男2人でぎゃいぎゃい騒いでる所悪いけど、こっちは飯の時間なんだ。
「あらー、澪ってば大胆ねー」
「!?」
おっとりした声と共に、肩を叩かれる。
「ね、姉ちゃん……なんで!?しばらく外国行ってて帰って来ないって言ってたのに!!」
「実は日本からもいーっぱいスカウトがあってねー、静かなアトリエが嫌だから、こっちに戻る事にしたのー」
ベレー帽を直しながら、姉ちゃん……零(レイ)は照れ笑いをした。
毛先が淡い水色なのが桐原家の特徴で、ロングヘアーの姉ちゃんに淡い緑色のベレー帽はなかなか似合う。
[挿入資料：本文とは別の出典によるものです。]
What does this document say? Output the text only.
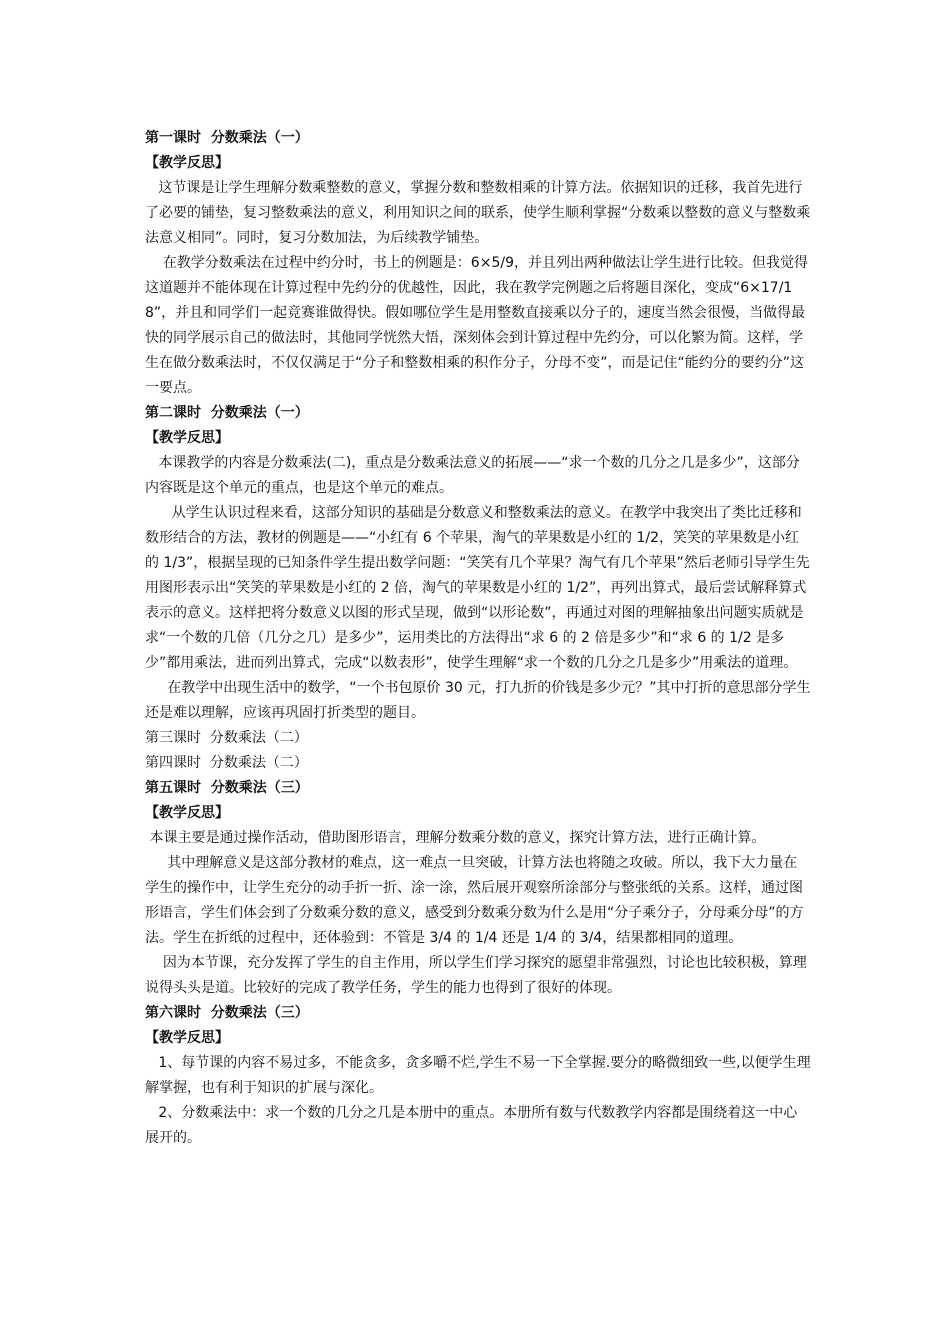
第一课时  分数乘法（一）

【教学反思】

这节课是让学生理解分数乘整数的意义，掌握分数和整数相乘的计算方法。依据知识的迁移，我首先进行了必要的铺垫，复习整数乘法的意义，利用知识之间的联系，使学生顺利掌握“分数乘以整数的意义与整数乘法意义相同”。同时，复习分数加法，为后续教学铺垫。

在教学分数乘法在过程中约分时，书上的例题是：6×5/9，并且列出两种做法让学生进行比较。但我觉得这道题并不能体现在计算过程中先约分的优越性，因此，我在教学完例题之后将题目深化，变成“6×17/18”，并且和同学们一起竞赛谁做得快。假如哪位学生是用整数直接乘以分子的，速度当然会很慢，当做得最快的同学展示自己的做法时，其他同学恍然大悟，深刻体会到计算过程中先约分，可以化繁为简。这样，学生在做分数乘法时，不仅仅满足于“分子和整数相乘的积作分子，分母不变”，而是记住“能约分的要约分”这一要点。

第二课时  分数乘法（一）

【教学反思】

本课教学的内容是分数乘法(二)，重点是分数乘法意义的拓展——“求一个数的几分之几是多少”，这部分内容既是这个单元的重点，也是这个单元的难点。

从学生认识过程来看，这部分知识的基础是分数意义和整数乘法的意义。在教学中我突出了类比迁移和数形结合的方法，教材的例题是——“小红有 6 个苹果，淘气的苹果数是小红的 1/2，笑笑的苹果数是小红的 1/3”，根据呈现的已知条件学生提出数学问题：“笑笑有几个苹果？淘气有几个苹果”然后老师引导学生先用图形表示出“笑笑的苹果数是小红的 2 倍，淘气的苹果数是小红的 1/2”，再列出算式，最后尝试解释算式表示的意义。这样把将分数意义以图的形式呈现，做到“以形论数”，再通过对图的理解抽象出问题实质就是求“一个数的几倍（几分之几）是多少”，运用类比的方法得出“求 6 的 2 倍是多少”和“求 6 的 1/2 是多少”都用乘法，进而列出算式，完成“以数表形”，使学生理解“求一个数的几分之几是多少”用乘法的道理。

在教学中出现生活中的数学，“一个书包原价 30 元，打九折的价钱是多少元？”其中打折的意思部分学生还是难以理解，应该再巩固打折类型的题目。

第三课时  分数乘法（二）

第四课时  分数乘法（二）

第五课时  分数乘法（三）

【教学反思】

本课主要是通过操作活动，借助图形语言，理解分数乘分数的意义，探究计算方法，进行正确计算。

其中理解意义是这部分教材的难点，这一难点一旦突破，计算方法也将随之攻破。所以，我下大力量在学生的操作中，让学生充分的动手折一折、涂一涂，然后展开观察所涂部分与整张纸的关系。这样，通过图形语言，学生们体会到了分数乘分数的意义，感受到分数乘分数为什么是用“分子乘分子，分母乘分母”的方法。学生在折纸的过程中，还体验到：不管是 3/4 的 1/4 还是 1/4 的 3/4，结果都相同的道理。

因为本节课，充分发挥了学生的自主作用，所以学生们学习探究的愿望非常强烈，讨论也比较积极，算理说得头头是道。比较好的完成了教学任务，学生的能力也得到了很好的体现。

第六课时  分数乘法（三）

【教学反思】

1、每节课的内容不易过多，不能贪多，贪多嚼不烂,学生不易一下全掌握.要分的略微细致一些,以便学生理解掌握，也有利于知识的扩展与深化。

2、分数乘法中：求一个数的几分之几是本册中的重点。本册所有数与代数教学内容都是围绕着这一中心展开的。
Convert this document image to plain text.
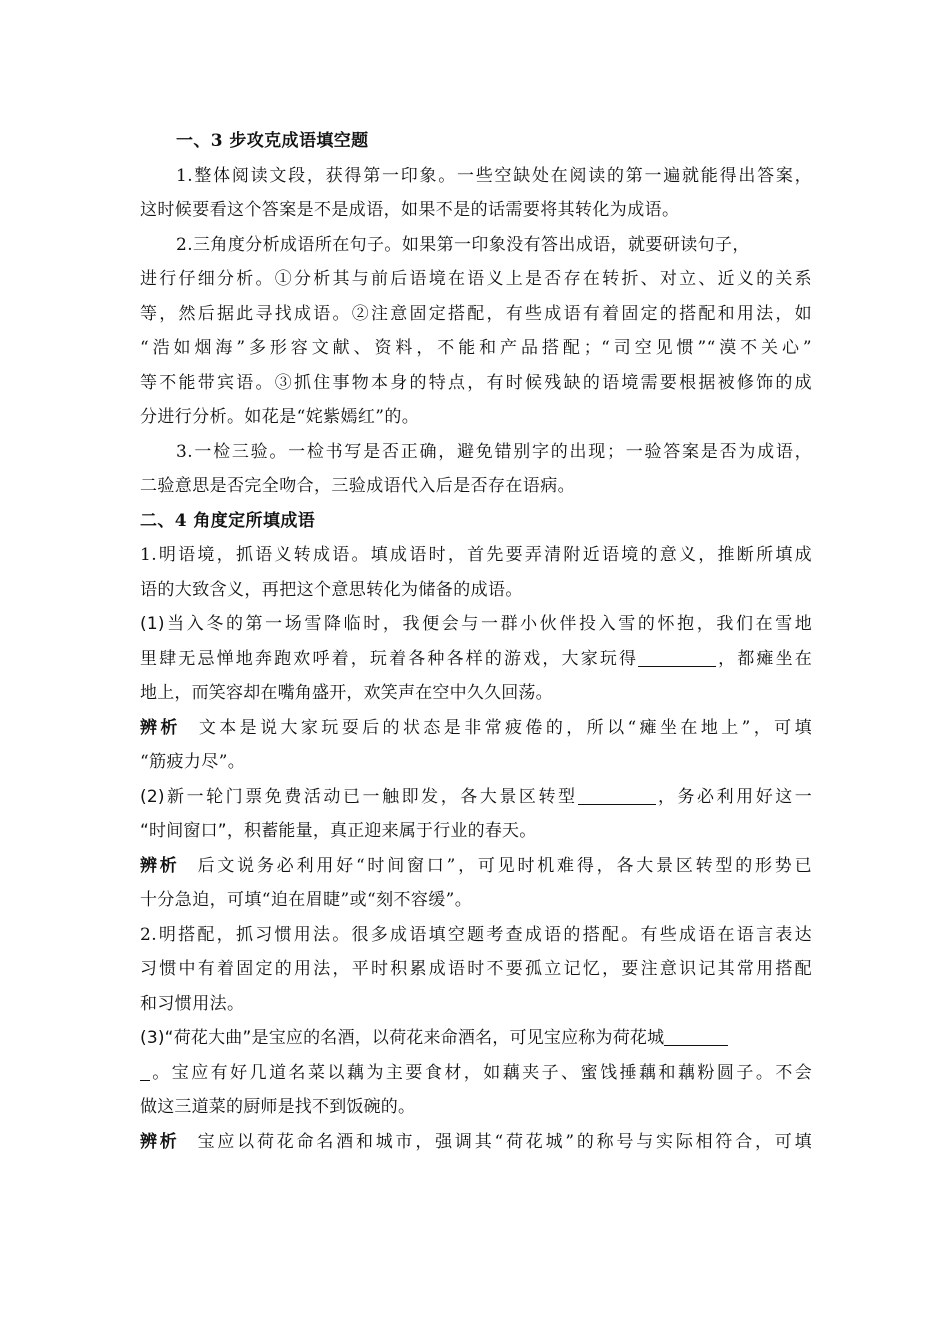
一、3 步攻克成语填空题
1.整体阅读文段，获得第一印象。一些空缺处在阅读的第一遍就能得出答案，
这时候要看这个答案是不是成语，如果不是的话需要将其转化为成语。
2.三角度分析成语所在句子。如果第一印象没有答出成语，就要研读句子，
进行仔细分析。①分析其与前后语境在语义上是否存在转折、对立、近义的关系
等，然后据此寻找成语。②注意固定搭配，有些成语有着固定的搭配和用法，如
“浩如烟海”多形容文献、资料，不能和产品搭配；“司空见惯”“漠不关心”
等不能带宾语。③抓住事物本身的特点，有时候残缺的语境需要根据被修饰的成
分进行分析。如花是“姹紫嫣红”的。
3.一检三验。一检书写是否正确，避免错别字的出现；一验答案是否为成语，
二验意思是否完全吻合，三验成语代入后是否存在语病。
二、4 角度定所填成语
1.明语境，抓语义转成语。填成语时，首先要弄清附近语境的意义，推断所填成
语的大致含义，再把这个意思转化为储备的成语。
(1)当入冬的第一场雪降临时，我便会与一群小伙伴投入雪的怀抱，我们在雪地
里肆无忌惮地奔跑欢呼着，玩着各种各样的游戏，大家玩得	，都瘫坐在
地上，而笑容却在嘴角盛开，欢笑声在空中久久回荡。
辨析 文本是说大家玩耍后的状态是非常疲倦的，所以“瘫坐在地上”，可填
“筋疲力尽”。
(2)新一轮门票免费活动已一触即发，各大景区转型	，务必利用好这一
“时间窗口”，积蓄能量，真正迎来属于行业的春天。
辨析 后文说务必利用好“时间窗口”，可见时机难得，各大景区转型的形势已
十分急迫，可填“迫在眉睫”或“刻不容缓”。
2.明搭配，抓习惯用法。很多成语填空题考查成语的搭配。有些成语在语言表达
习惯中有着固定的用法，平时积累成语时不要孤立记忆，要注意识记其常用搭配
和习惯用法。
(3)“荷花大曲”是宝应的名酒，以荷花来命酒名，可见宝应称为荷花城
。宝应有好几道名菜以藕为主要食材，如藕夹子、蜜饯捶藕和藕粉圆子。不会
做这三道菜的厨师是找不到饭碗的。
辨析 宝应以荷花命名酒和城市，强调其“荷花城”的称号与实际相符合，可填
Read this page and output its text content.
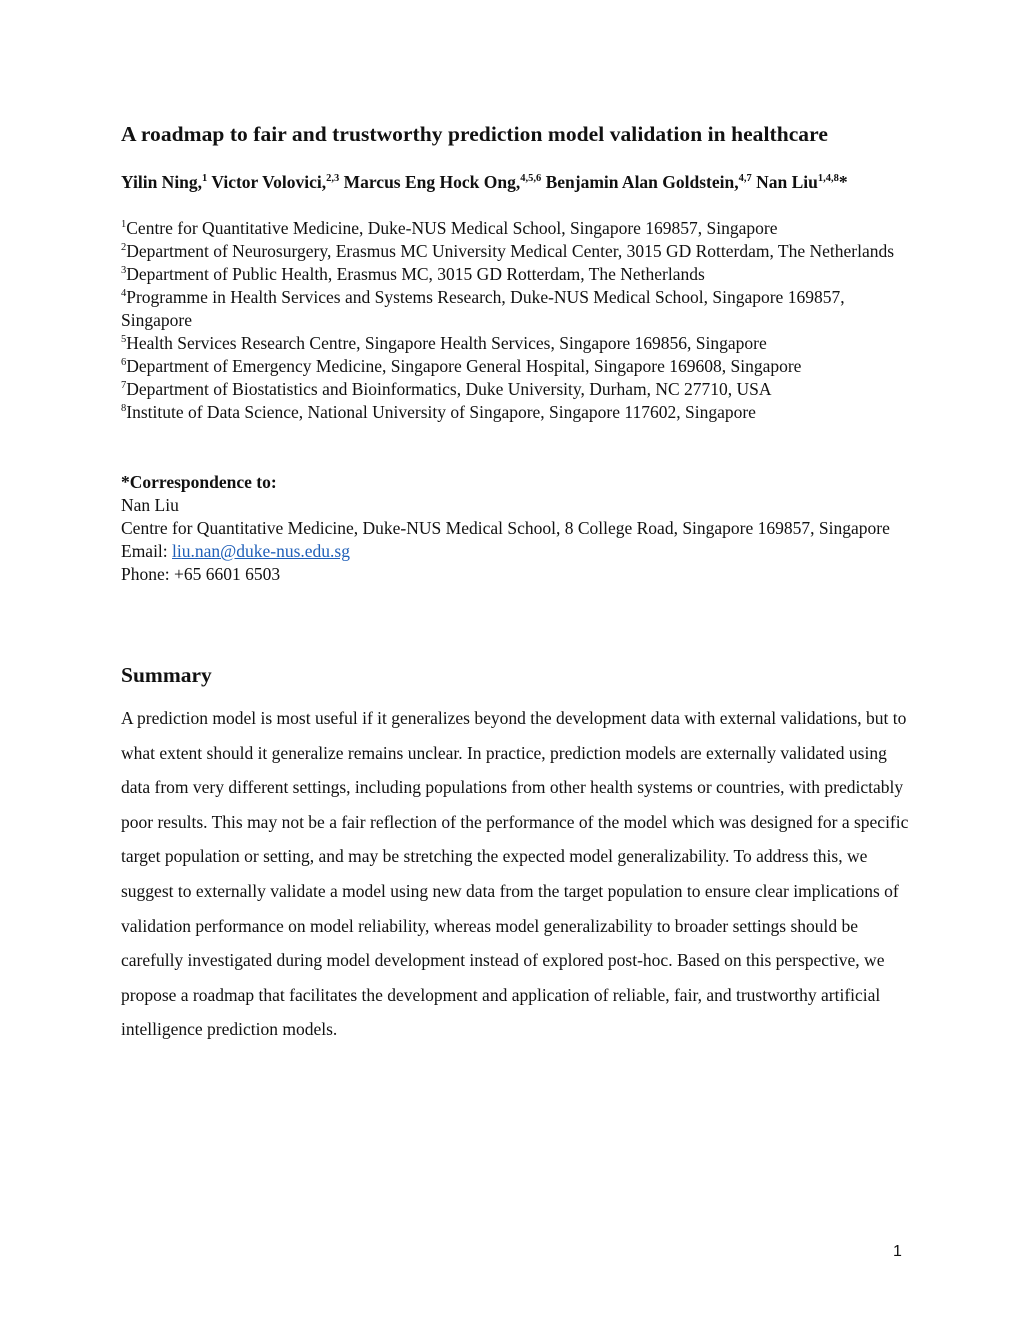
A roadmap to fair and trustworthy prediction model validation in healthcare
Yilin Ning,$^1$ Victor Volovici,$^{2,3}$ Marcus Eng Hock Ong,$^{4,5,6}$ Benjamin Alan Goldstein,$^{4,7}$ Nan Liu$^{1,4,8}$*
$^1$Centre for Quantitative Medicine, Duke-NUS Medical School, Singapore 169857, Singapore
$^2$Department of Neurosurgery, Erasmus MC University Medical Center, 3015 GD Rotterdam, The Netherlands
$^3$Department of Public Health, Erasmus MC, 3015 GD Rotterdam, The Netherlands
$^4$Programme in Health Services and Systems Research, Duke-NUS Medical School, Singapore 169857, Singapore
$^5$Health Services Research Centre, Singapore Health Services, Singapore 169856, Singapore
$^6$Department of Emergency Medicine, Singapore General Hospital, Singapore 169608, Singapore
$^7$Department of Biostatistics and Bioinformatics, Duke University, Durham, NC 27710, USA
$^8$Institute of Data Science, National University of Singapore, Singapore 117602, Singapore
*Correspondence to:
Nan Liu
Centre for Quantitative Medicine, Duke-NUS Medical School, 8 College Road, Singapore 169857, Singapore
Email: liu.nan@duke-nus.edu.sg
Phone: +65 6601 6503
Summary

A prediction model is most useful if it generalizes beyond the development data with external validations, but to what extent should it generalize remains unclear. In practice, prediction models are externally validated using data from very different settings, including populations from other health systems or countries, with predictably poor results. This may not be a fair reflection of the performance of the model which was designed for a specific target population or setting, and may be stretching the expected model generalizability. To address this, we suggest to externally validate a model using new data from the target population to ensure clear implications of validation performance on model reliability, whereas model generalizability to broader settings should be carefully investigated during model development instead of explored post-hoc. Based on this perspective, we propose a roadmap that facilitates the development and application of reliable, fair, and trustworthy artificial intelligence prediction models.

1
あたしはわざわざ染めたから、そこまで淡くはないけど。
緑色が好きらしく、カーディガンもその下も、色合いや濃さこそ違うものの緑色だ。
流石にスカートやブーツまで緑にする訳にはいかないらしく、そっちは茶色で統一していた。
全体的に優しい雰囲気の人だけど、たまーに変な事を言う。
「それでねー、せっかくだし家に帰ってみようかなーと思ったのー。そしたら晩ご飯も作ってなかったから適当に作って、お父さんの所に行ったら丁度お話の途中だったみたいでー」
……間延びした口調が、やけに恐ろしく感じた。嫌な予感がする。
「……まさか澪が7歳でお婿さんを連れてくるとは思わなかったよー!」
勿論それは当たり、悪意の欠片もない笑顔を見せた。
「……あのな、姉ちゃん。あいつはあたしのケンカ相手で」
「照れなくていいよー、お姉ちゃんより先に良い人見つけられたなんて凄いってー」
「だーかーらー、違うってーのー!!」
こうして納得してもらうのに2時間もかかり、晩飯の頃には23時になっていた。
ハラワタが煮えくり返っていたあたしは、遅かったので泊めてやると言う名目でゼツボーヤローを朝までボコスカ殴ってやった。
これが、あたしとあいつの関係の始まりだ。